What I’ve Learned From a Writers’ Group by Victoria Marklew



            Many of us spend a lot of time on the job writing–everything from formal emails to policy memos to new procedures for product development. After years working as an international economist and county risk analyst, I knew I could turn out three pithy paragraphs about the latest UK inflation data and what it might mean for interest rate policy–but I’d never tried to write anything just for fun.

            I stumbled on the Philadelphia Writers Workshop [] a few months ago, while doing some online research. On a whim, I signed up for a series of Tuesday evening classes, not really knowing what to expect. It’s turned out to be one of the best investments I’ve made in a long time. I was hoping to unleash some hitherto-dormant creativity; what I didn’t expect was how much I would learn from fellow workshop members, who have opened my eyes to new worlds with their stories and experiences. I’ve also learned about outlets for writers that I didn’t even know existed — and even discovered the world of blogging.

            Each week, the three-hour session starts with the Workshop leader giving us a couple of “prompts” to get the writing juices flowing. This could be anything from “writing from the first-person perspective of a young child, describe something or someone you don’t like” to “describe a character by what they are not.” We then spend time happily scribbling away, and at the end take it in turns to read out what we’ve written. Some sessions elicit poignant and heart-rending tales of loss or torment; others have us roaring with laughter at stories of murderous wives or confused middle schoolers.

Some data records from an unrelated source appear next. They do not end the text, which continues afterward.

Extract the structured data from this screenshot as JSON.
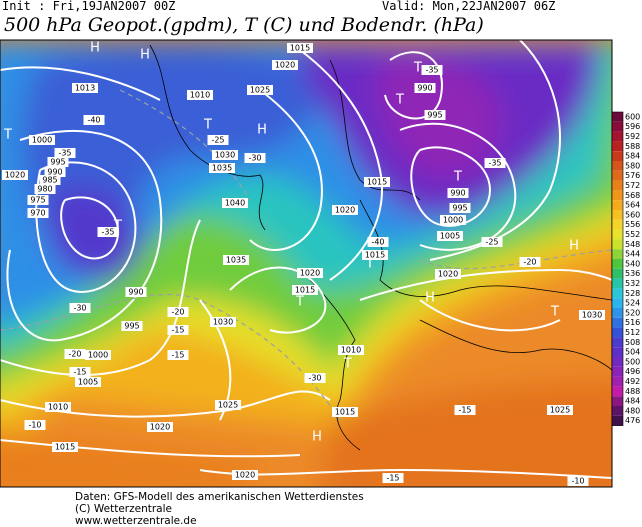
{
  "header": {
    "init": "Init : Fri,19JAN2007 00Z",
    "valid": "Valid: Mon,22JAN2007 06Z",
    "title": "500 hPa Geopot.(gpdm), T (C) und Bodendr. (hPa)"
  },
  "colorbar": {
    "levels": [
      600,
      596,
      592,
      588,
      584,
      580,
      576,
      572,
      568,
      564,
      560,
      556,
      552,
      548,
      544,
      540,
      536,
      532,
      528,
      524,
      520,
      516,
      512,
      508,
      504,
      500,
      496,
      492,
      488,
      484,
      480,
      476
    ],
    "colors": [
      "#6b0a3a",
      "#8a0c3a",
      "#a5132e",
      "#b92222",
      "#c83a1e",
      "#d5551c",
      "#e06a1c",
      "#e8801a",
      "#ef961b",
      "#f3ab1e",
      "#f6c023",
      "#f5d42a",
      "#e8e22c",
      "#c9e02c",
      "#8fd33a",
      "#4ec63f",
      "#2fbf6a",
      "#27c4a5",
      "#2ac8d6",
      "#2eb4ec",
      "#2f93e8",
      "#3070e0",
      "#3552d6",
      "#4a3ccc",
      "#5e2fc6",
      "#7328c0",
      "#8a24b8",
      "#a020b0",
      "#c21ca8",
      "#8a1880",
      "#5e1466",
      "#40104a"
    ]
  },
  "map_labels": [
    "H",
    "H",
    "1015",
    "1020",
    "1013",
    "1010",
    "1025",
    "T",
    "T",
    "990",
    "995",
    "-35",
    "H",
    "T",
    "-25",
    "1030",
    "1035",
    "-30",
    "T",
    "-40",
    "1000",
    "-35",
    "995",
    "990",
    "985",
    "980",
    "975",
    "970",
    "T",
    "-35",
    "990",
    "995",
    "1000",
    "1005",
    "1010",
    "1015",
    "-10",
    "-20",
    "-30",
    "1020",
    "T",
    "990",
    "995",
    "1000",
    "1005",
    "-35",
    "-25",
    "1015",
    "1020",
    "1040",
    "1035",
    "1020",
    "1015",
    "T",
    "1015",
    "-40",
    "T",
    "1020",
    "-20",
    "H",
    "H",
    "T",
    "1030",
    "1025",
    "1030",
    "-15",
    "-15",
    "-15",
    "1025",
    "1010",
    "T",
    "-30",
    "1015",
    "H",
    "1020",
    "1020",
    "-15",
    "-10",
    "-20",
    "-15"
  ],
  "footer": [
    "Daten: GFS-Modell des amerikanischen Wetterdienstes",
    "(C) Wetterzentrale",
    "www.wetterzentrale.de"
  ]
}
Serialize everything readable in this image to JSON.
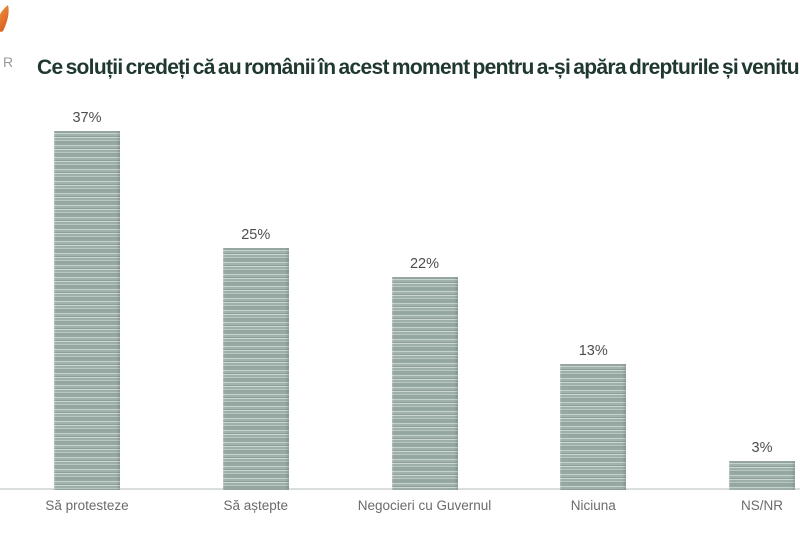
{
  "page": {
    "background": "#ffffff"
  },
  "logo": {
    "fragment_text": "R",
    "flame_color_top": "#f09a3e",
    "flame_color_bottom": "#d95b1e"
  },
  "header": {
    "title": "Ce soluții credeți că au românii în acest moment pentru a-și apăra drepturile și venitur",
    "title_color": "#20392f"
  },
  "chart_data": {
    "type": "bar",
    "title": "Ce soluții credeți că au românii în acest moment pentru a-și apăra drepturile și venitur",
    "categories": [
      "Să protesteze",
      "Să aștepte",
      "Negocieri cu Guvernul",
      "Niciuna",
      "NS/NR"
    ],
    "values": [
      37,
      25,
      22,
      13,
      3
    ],
    "value_labels": [
      "37%",
      "25%",
      "22%",
      "13%",
      "3%"
    ],
    "xlabel": "",
    "ylabel": "",
    "ylim": [
      0,
      40
    ],
    "grid": false,
    "legend": false,
    "bar_color_base": "#9fb2ab",
    "bar_stripe_light": "#ccd7d2",
    "bar_texture": "horizontal-stripes",
    "axis_line_color": "#dadedd",
    "value_label_color": "#4e4e4e",
    "category_label_color": "#6b6b6b"
  }
}
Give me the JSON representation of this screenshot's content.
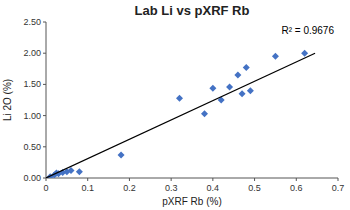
{
  "chart_data": {
    "type": "scatter",
    "title": "Lab Li vs pXRF Rb",
    "x_label": "pXRF Rb (%)",
    "y_label": "Li 2O (%)",
    "annotation": "R² = 0.9676",
    "series": [
      {
        "type": "scatter",
        "color": "#4472C4",
        "marker": "diamond",
        "x": [
          0.01,
          0.02,
          0.025,
          0.03,
          0.04,
          0.05,
          0.06,
          0.08,
          0.18,
          0.32,
          0.38,
          0.4,
          0.42,
          0.44,
          0.46,
          0.47,
          0.48,
          0.49,
          0.55,
          0.62
        ],
        "values": [
          0.02,
          0.05,
          0.08,
          0.07,
          0.09,
          0.1,
          0.12,
          0.1,
          0.37,
          1.28,
          1.03,
          1.44,
          1.25,
          1.46,
          1.65,
          1.35,
          1.77,
          1.4,
          1.95,
          2.0
        ]
      },
      {
        "type": "line",
        "color": "black",
        "line_style": "solid",
        "x": [
          0.0,
          0.645
        ],
        "values": [
          0.0,
          2.0
        ]
      }
    ],
    "xlim": [
      0.0,
      0.7
    ],
    "ylim": [
      0.0,
      2.5
    ],
    "xticks": [
      0,
      0.1,
      0.2,
      0.3,
      0.4,
      0.5,
      0.6,
      0.7
    ],
    "yticks": [
      {
        "value": 0,
        "label": "0.00"
      },
      {
        "value": 0.5,
        "label": "0.50"
      },
      {
        "value": 1,
        "label": "1.00"
      },
      {
        "value": 1.5,
        "label": "1.50"
      },
      {
        "value": 2,
        "label": "2.00"
      },
      {
        "value": 2.5,
        "label": "2.50"
      }
    ],
    "grid": false
  }
}
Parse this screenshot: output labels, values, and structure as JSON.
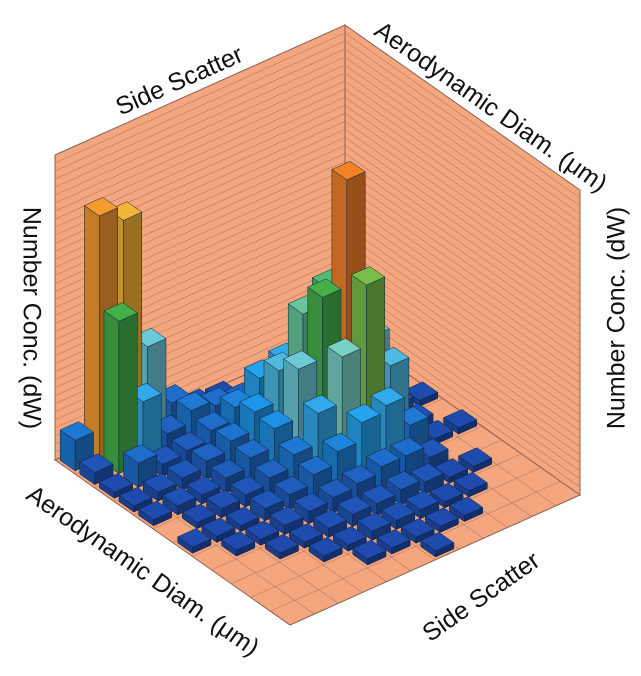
{
  "chart_data": {
    "type": "bar3d",
    "x_label": "Aerodynamic Diam. (μm)",
    "y_label": "Side Scatter",
    "z_label": "Number Conc. (dW)",
    "zlim": [
      0,
      100
    ],
    "wall_color": "#f4a67f",
    "colormap": [
      "#1f3fa6",
      "#1e9ff0",
      "#7fd3d0",
      "#45b04a",
      "#f4e04a",
      "#f58a2a",
      "#e5342a"
    ],
    "values": [
      [
        null,
        null,
        null,
        null,
        2,
        null,
        2,
        null,
        null,
        null,
        null,
        null
      ],
      [
        null,
        null,
        null,
        3,
        4,
        3,
        2,
        null,
        2,
        null,
        null,
        null
      ],
      [
        null,
        null,
        8,
        20,
        30,
        25,
        10,
        4,
        2,
        2,
        null,
        null
      ],
      [
        null,
        3,
        15,
        45,
        85,
        55,
        20,
        8,
        4,
        2,
        2,
        null
      ],
      [
        null,
        4,
        20,
        40,
        50,
        35,
        18,
        8,
        5,
        3,
        2,
        null
      ],
      [
        2,
        6,
        18,
        25,
        30,
        20,
        12,
        6,
        4,
        3,
        2,
        2
      ],
      [
        3,
        8,
        12,
        15,
        14,
        10,
        8,
        5,
        4,
        3,
        2,
        null
      ],
      [
        8,
        10,
        8,
        9,
        8,
        6,
        5,
        4,
        3,
        2,
        2,
        null
      ],
      [
        30,
        6,
        5,
        6,
        5,
        4,
        4,
        3,
        2,
        2,
        null,
        null
      ],
      [
        75,
        20,
        4,
        4,
        3,
        3,
        2,
        2,
        2,
        null,
        null,
        null
      ],
      [
        80,
        50,
        8,
        3,
        3,
        2,
        2,
        2,
        null,
        null,
        null,
        null
      ],
      [
        10,
        4,
        2,
        2,
        2,
        null,
        2,
        null,
        null,
        null,
        null,
        null
      ]
    ]
  }
}
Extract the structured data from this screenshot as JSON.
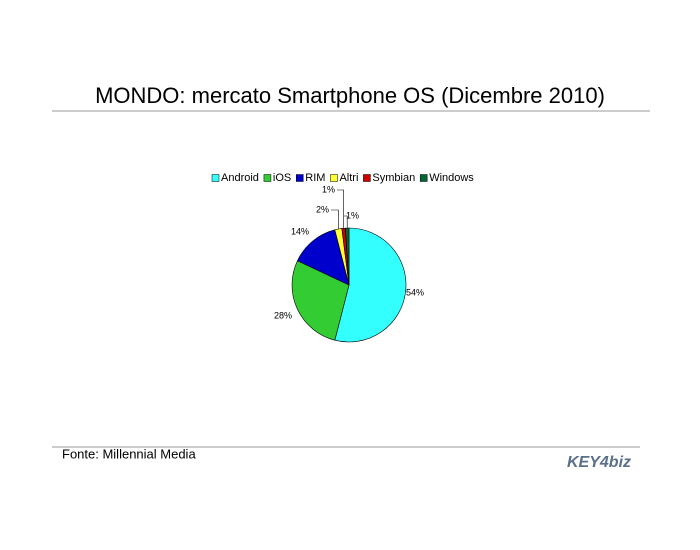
{
  "chart_data": {
    "type": "pie",
    "title": "MONDO: mercato Smartphone OS (Dicembre 2010)",
    "categories": [
      "Android",
      "iOS",
      "RIM",
      "Altri",
      "Symbian",
      "Windows"
    ],
    "values": [
      54,
      28,
      14,
      2,
      1,
      1
    ],
    "value_labels": [
      "54%",
      "28%",
      "14%",
      "2%",
      "1%",
      "1%"
    ],
    "colors": [
      "#33ffff",
      "#33cc33",
      "#0000cc",
      "#ffff33",
      "#cc0000",
      "#006633"
    ],
    "legend": "top"
  },
  "source": "Fonte: Millennial Media",
  "logo": "KEY4biz"
}
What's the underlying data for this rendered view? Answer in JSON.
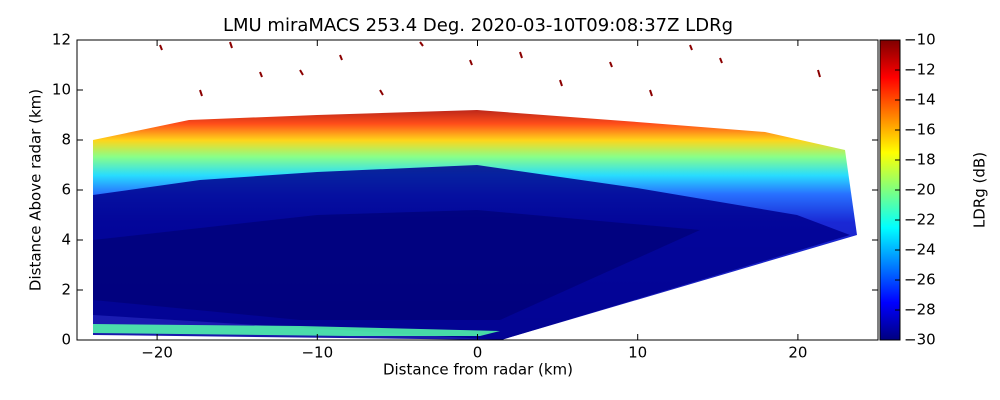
{
  "chart_data": {
    "type": "heatmap",
    "title": "LMU miraMACS 253.4 Deg. 2020-03-10T09:08:37Z  LDRg",
    "xlabel": "Distance from radar (km)",
    "ylabel": "Distance Above radar  (km)",
    "xlim": [
      -25,
      25
    ],
    "xticks": [
      {
        "value": -20,
        "label": "−20"
      },
      {
        "value": -10,
        "label": "−10"
      },
      0,
      10,
      20
    ],
    "ylim": [
      0,
      12
    ],
    "yticks": [
      0,
      2,
      4,
      6,
      8,
      10,
      12
    ],
    "colorbar": {
      "label": "LDRg (dB)",
      "lim": [
        -30,
        -10
      ],
      "ticks": [
        {
          "value": -30,
          "label": "−30"
        },
        {
          "value": -28,
          "label": "−28"
        },
        {
          "value": -26,
          "label": "−26"
        },
        {
          "value": -24,
          "label": "−24"
        },
        {
          "value": -22,
          "label": "−22"
        },
        {
          "value": -20,
          "label": "−20"
        },
        {
          "value": -18,
          "label": "−18"
        },
        {
          "value": -16,
          "label": "−16"
        },
        {
          "value": -14,
          "label": "−14"
        },
        {
          "value": -12,
          "label": "−12"
        },
        {
          "value": -10,
          "label": "−10"
        }
      ]
    }
  }
}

            In just a few weeks I’ve already learned a great deal. So far, the three most important lessons are:

  1. Don’t be afraid to take a step back and ask what it is you’ve always wanted to try; the results can surprise you.

      One of the great benefits of this particular Workshop is the emphasis on positive feedback–members are encouraged to say “what sticks with you” or “what did you like the most” about a piece. This encourages members to experiment with styles and voices, to push ourselves to approach a piece from a different angle. The first time I read out something I’d written to the rest of the group, I was quaking; but the group responded with such enthusiasm that I realized hey, I can do this!

      Over the past four months I’ve filled a notebook with Tuesday evening scrawl. Some pieces will never leave the pages of the notebook, but others have been more promising and one became the basis of a short story that I submitted to a competition. (I’m going on the theory that you have to submit at least 30 times before anything gets accepted for publication; so now I only have 29 to go.)

      And, writing those three paragraphs on interest rate policy is somehow easier now that I see it as part of a continuum of writing styles.

  1. You can always learn from other people.

      It sounds simple but these three hours a week have turned out to be incredibly inspiring. One of my favorite recent prompts was to start with the phrase “I never would have married you if I’d known…” Group members produced everything from poignant retrospectives on opportunities missed, through harrowing glimpses at abuse, to a comic piece about the reluctant spouse of a werewolf.

      Sometimes members distribute pieces ahead of time for a more detailed feedback session in the second half of the Workshop. Reading and critiquing others’ work, and especially hearing the perspectives of the other readers, has already taught me more about ways to approach a story, develop a character, or invoke a scene than any class I took in college.

      Perhaps most important, I’ve learned that everyone has a story to tell; more than once I’ve been reduced to tears.

  1. You can discover new outlets for writing, and even learn new technology.

      Through other members of the group I learned that there’s such a thing as story competitions; who knew! And I also discovered that a number of members have their own blogs — something I’d never before even thought of trying. With a little more research I discovered plenty of online help for a newbie blogger; and realized that blogging platforms like WordPress are a breeze to use for a beginner.

      So I took the plunge and started my own blog, Abroad in the USA: America Through British Eyes. It’s at

      Producing content for the blog has me thinking again about the fundamental differences between Brits and Americans that I had pushed aside over the years; and it’s also just plain fun to write.

      And all of this has also led me to write this piece–something else I also didn’t know was possible until this year.

      So if you’ve ever wondered whether your keyboard can be used for more than just churning out work-related memos, take the plunge and join a Writers Group. You’ll be surprised by how much you can learn.